Bien que la dévotion pour la sainte Eucharistie et la faim spirituelle pour notre pain de vie soient utiles pour la communion fréquente, nous ne devons toutefois pas nous en éloigner dès lors que nous ne sentons plus cette dévotion sensible ni les délices auxquels Dieu a pu nous faire goûter à d’autres occasions. Ce changement peut être dû à nos défauts, ou au manque de préparation et de recueillement avant la sainte communion. Mais d’autres fois, sans aucune faute de notre part, Dieu nous prive simplement de cette consolation spirituelle pour nous rendre humbles et nous éprouver. Il arrive aussi parfois que notre ferveur sensible soit moins grande, alors même que notre désir est plus fort, à savoir lors des grandes solennités de l’Église, mais la cause en est que nous faisons trop d’efforts pour atteindre à cette ferveur, qui finissent par assécher notre cœur et le priver de sa liberté ; ou bien c’est parce qu’en ces jours de fête, appliqués surtout au divin office, nous ne recevons que plus tard les effets de la visite de Dieu ; ou encore parce que l’effusion de la grâce, au lieu d’influer sur notre sensibilité, se cache au fond de notre âme en portant un fruit bien plus grand.

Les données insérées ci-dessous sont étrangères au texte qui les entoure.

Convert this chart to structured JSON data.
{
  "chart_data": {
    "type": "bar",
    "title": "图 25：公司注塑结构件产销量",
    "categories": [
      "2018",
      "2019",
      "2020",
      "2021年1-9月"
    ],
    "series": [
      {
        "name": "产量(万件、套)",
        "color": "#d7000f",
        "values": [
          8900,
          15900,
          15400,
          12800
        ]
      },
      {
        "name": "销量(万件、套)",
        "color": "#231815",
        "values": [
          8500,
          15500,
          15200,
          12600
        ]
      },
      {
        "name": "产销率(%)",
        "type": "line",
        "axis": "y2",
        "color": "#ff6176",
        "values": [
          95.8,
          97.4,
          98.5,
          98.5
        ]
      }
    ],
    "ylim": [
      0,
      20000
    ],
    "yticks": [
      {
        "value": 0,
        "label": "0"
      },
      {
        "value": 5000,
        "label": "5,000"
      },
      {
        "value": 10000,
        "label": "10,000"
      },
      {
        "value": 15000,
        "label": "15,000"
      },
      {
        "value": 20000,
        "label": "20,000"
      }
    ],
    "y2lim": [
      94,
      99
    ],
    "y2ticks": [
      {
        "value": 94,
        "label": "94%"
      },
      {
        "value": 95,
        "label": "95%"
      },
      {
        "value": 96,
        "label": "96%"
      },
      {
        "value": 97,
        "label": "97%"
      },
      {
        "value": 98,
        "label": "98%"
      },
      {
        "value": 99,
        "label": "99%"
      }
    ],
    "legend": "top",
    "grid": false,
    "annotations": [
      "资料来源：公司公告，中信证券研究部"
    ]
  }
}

Au milieu de cette aridité, quelle qu’en soit la cause, nous ne devons ni nous laisser abattre ni nous effrayer, mais au contraire nous humilier avec une grande simplicité devant Jésus. Une humilité sincère a le pouvoir de réparer nos défauts, elle nous rend chers à Dieu et attire sur nous ses meilleures grâces.

CONCLUSION.

Ô Vierge Marie, modèle de l’âme sachant profiter de la sainte communion, faites que mes communions fassent de moi, selon les mots de l’Apôtre : « Un sacrifice vivant, saint, capable de plaire à Dieu » (Rm, 12, 1).

Je deviendrai un sacrifice avec l’esprit de sacrifice.

un sacrifice vivant, parce que l’Eucharistie animera et vivifiera tout en moi ;

un sacrifice saint, parce qu’elle me détachera des créatures et m’accordera de trouver en toute chose un élan à servir Dieu ;

un sacrifice capable de plaire à Dieu, car Il trouvera en moi, par la vertu de la transformation eucharistique, les traits et les inclinations de son Divin Fils.

Par le mérite de vos communions, ô Marie, j’attends avec confiance cette grâce et vous en remercie d’ores et déjà. (Hyacinthe-Marie Cormier, Méditations).

Je te souhaite de retirer beaucoup de fruit de ta participation au repas du Seigneur.

Pour cela, je te porte dans mes prières et je te bénis.